The Pittsburgh Post-Gazette reports that this structure is the only one to go for three of the world’s greatest environmental standards: the Living Building Challenge, the U.S. Green Building Council’s Leadership in Energy and Environmental Design Platinum Certification and the Sustainable Sites Initiative certification.

“We want people to come and see what this building is all about, to see how to make offices that meet the highest level of achievement in environmental sustainability – and to get excited about it,” said Richard Piacentini, Phipps’ longtime executive director, according to the news source.
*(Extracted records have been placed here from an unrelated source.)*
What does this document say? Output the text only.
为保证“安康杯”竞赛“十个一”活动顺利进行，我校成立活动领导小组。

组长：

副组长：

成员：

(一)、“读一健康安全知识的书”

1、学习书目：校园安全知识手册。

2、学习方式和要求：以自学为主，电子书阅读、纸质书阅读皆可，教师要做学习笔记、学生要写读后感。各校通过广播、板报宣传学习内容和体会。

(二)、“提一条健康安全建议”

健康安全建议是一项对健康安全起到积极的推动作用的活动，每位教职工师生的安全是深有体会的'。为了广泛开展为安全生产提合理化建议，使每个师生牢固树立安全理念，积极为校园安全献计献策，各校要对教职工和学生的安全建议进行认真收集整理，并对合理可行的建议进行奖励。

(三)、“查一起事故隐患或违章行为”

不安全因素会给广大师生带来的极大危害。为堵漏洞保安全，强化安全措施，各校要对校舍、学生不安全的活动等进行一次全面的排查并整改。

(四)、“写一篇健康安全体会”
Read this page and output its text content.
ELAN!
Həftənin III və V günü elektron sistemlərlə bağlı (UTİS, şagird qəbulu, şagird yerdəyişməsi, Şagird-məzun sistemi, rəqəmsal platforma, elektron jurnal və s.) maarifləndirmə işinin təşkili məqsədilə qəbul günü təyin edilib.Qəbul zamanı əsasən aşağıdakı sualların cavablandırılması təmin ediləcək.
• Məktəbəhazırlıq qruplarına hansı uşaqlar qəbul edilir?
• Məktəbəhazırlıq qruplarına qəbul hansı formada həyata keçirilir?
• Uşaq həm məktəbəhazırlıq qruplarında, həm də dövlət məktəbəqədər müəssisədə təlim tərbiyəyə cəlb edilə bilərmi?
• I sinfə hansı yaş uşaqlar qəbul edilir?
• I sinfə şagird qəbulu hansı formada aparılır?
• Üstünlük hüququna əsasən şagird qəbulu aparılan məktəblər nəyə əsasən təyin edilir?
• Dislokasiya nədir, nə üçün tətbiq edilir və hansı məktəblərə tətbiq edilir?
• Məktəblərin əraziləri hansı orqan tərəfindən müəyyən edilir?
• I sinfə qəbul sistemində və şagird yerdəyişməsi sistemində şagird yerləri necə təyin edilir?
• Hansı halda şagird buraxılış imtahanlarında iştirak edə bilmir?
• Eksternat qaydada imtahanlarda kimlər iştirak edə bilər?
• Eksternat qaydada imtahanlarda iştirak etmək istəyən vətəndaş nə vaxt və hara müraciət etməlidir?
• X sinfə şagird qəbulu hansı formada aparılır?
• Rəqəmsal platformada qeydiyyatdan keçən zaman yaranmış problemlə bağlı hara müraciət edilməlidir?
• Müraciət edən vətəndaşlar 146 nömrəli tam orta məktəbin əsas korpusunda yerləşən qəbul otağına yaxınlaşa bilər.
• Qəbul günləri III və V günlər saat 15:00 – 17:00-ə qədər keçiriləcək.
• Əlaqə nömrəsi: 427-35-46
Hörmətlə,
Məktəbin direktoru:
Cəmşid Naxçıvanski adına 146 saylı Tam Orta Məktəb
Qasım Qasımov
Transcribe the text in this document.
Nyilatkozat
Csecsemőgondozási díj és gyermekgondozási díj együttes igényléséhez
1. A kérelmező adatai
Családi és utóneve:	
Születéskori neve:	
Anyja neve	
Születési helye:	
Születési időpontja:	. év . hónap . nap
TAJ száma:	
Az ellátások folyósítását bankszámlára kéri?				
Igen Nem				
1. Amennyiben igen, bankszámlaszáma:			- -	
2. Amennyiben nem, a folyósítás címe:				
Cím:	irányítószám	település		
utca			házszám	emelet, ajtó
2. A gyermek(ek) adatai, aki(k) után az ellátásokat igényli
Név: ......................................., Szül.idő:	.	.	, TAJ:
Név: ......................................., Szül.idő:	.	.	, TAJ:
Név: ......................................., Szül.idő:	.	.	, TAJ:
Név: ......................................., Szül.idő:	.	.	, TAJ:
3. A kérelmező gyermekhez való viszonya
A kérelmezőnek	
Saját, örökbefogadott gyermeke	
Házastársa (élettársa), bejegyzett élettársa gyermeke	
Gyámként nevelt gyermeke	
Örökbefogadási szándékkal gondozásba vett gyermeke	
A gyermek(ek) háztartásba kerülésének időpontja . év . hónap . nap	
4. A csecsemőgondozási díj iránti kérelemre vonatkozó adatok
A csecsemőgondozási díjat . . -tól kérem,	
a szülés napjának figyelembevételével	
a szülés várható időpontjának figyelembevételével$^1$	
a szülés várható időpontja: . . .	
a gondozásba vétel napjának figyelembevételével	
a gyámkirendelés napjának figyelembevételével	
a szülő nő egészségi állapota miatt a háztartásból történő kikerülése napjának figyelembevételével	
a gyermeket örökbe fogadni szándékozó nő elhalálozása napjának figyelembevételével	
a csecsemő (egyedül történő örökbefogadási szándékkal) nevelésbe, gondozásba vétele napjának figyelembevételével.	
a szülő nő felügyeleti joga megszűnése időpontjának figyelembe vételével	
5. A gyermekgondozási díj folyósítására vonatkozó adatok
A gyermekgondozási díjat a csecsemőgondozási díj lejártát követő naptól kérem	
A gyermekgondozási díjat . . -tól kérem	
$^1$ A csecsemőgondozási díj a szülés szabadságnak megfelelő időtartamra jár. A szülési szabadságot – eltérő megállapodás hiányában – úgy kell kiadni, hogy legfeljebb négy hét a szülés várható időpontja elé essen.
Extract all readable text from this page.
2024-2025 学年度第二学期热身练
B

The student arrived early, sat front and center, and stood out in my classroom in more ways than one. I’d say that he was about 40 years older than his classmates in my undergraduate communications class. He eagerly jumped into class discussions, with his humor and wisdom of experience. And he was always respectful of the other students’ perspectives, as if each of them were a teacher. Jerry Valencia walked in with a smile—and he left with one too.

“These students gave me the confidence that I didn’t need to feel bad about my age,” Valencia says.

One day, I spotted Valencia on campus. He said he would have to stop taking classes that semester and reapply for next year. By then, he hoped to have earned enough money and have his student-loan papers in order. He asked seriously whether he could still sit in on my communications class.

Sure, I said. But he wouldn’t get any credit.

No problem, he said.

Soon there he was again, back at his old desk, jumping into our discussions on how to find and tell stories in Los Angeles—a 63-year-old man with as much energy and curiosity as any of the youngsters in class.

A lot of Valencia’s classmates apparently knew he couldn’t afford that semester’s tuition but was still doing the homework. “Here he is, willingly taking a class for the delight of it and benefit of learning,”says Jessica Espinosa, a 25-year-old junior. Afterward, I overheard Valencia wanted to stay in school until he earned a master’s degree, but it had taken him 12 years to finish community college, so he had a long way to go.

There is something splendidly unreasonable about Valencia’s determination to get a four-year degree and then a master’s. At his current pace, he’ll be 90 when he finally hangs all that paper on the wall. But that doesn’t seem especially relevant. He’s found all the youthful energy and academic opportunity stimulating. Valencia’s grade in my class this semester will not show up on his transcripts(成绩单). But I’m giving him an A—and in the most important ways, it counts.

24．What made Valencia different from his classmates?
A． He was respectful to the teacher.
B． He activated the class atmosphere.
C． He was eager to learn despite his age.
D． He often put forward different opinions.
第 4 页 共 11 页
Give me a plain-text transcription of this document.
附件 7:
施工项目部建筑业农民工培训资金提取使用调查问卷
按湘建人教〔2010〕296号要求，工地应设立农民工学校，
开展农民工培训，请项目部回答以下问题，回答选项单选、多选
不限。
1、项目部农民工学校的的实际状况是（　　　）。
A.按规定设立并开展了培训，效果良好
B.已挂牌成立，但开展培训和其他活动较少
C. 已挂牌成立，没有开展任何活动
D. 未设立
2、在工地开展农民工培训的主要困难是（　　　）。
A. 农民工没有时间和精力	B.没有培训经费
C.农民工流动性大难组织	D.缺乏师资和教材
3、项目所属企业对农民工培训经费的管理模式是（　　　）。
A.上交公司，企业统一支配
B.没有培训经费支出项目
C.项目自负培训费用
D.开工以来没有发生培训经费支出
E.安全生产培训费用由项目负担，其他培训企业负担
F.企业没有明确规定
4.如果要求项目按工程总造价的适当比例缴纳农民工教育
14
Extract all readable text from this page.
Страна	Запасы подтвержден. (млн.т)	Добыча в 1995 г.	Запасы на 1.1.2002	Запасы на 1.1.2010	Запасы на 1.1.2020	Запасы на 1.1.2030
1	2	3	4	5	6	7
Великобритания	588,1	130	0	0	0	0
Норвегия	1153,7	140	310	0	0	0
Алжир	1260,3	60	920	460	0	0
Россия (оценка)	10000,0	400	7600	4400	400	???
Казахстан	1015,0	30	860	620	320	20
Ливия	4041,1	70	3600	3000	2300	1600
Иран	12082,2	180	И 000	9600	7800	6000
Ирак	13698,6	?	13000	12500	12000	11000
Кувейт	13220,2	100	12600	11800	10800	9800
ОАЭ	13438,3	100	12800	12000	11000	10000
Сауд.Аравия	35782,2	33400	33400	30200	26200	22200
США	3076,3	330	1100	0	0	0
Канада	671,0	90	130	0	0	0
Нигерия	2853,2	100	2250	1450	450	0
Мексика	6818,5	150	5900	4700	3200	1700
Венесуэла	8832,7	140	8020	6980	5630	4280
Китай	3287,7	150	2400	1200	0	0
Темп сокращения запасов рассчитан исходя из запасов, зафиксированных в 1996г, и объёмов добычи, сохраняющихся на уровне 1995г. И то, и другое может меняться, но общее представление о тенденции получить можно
The building was opened to the public on February 12, 2013. The $15 million center was built within two years. According to published reports, the structure looks similar to many of the commercial facilities within the area. The modern look with a glassed-in atrium and offices are nothing that seem to indicate the sheer sustainability of the building.

However, many of the greatest technologies incorporated into the building are unable to be seen by the average person.

“Some of the things you can’t see,” said Susan Golomb, chairwoman of the Phipps board, according to the news source. “the feeling [inside the building] is light because of the natural daylight and openness. Most importantly, no forests were destroyed to construct the building.”

Agencies and organizations across the United States are working toward the incorporation of green energy technologies in commercial buildings. Groups based out of Philadelphia are especially successful in supporting green construction efforts. For example, like the Energy Efficient Buildings Hub (EEB Hub) based out of Philadelphia are trying to promote the adoption of sustainable construction efforts and the incorporation of energy-efficient materials and technologies.

In the new Center for Sustainable Landscapes alone there is a wall of plants to improve air quality, geothermal wells in all offices and spaces for greater temperature control and efficiency, high R-value windows and lots of portals for natural light.

The center is expected to act as an educational opportunity. The Pittsburgh Post-Gazette reports that the facility will be open to self-guided tours with the price of Phipps’ admission, which ranges from $15 for adults to free for children under the age of two.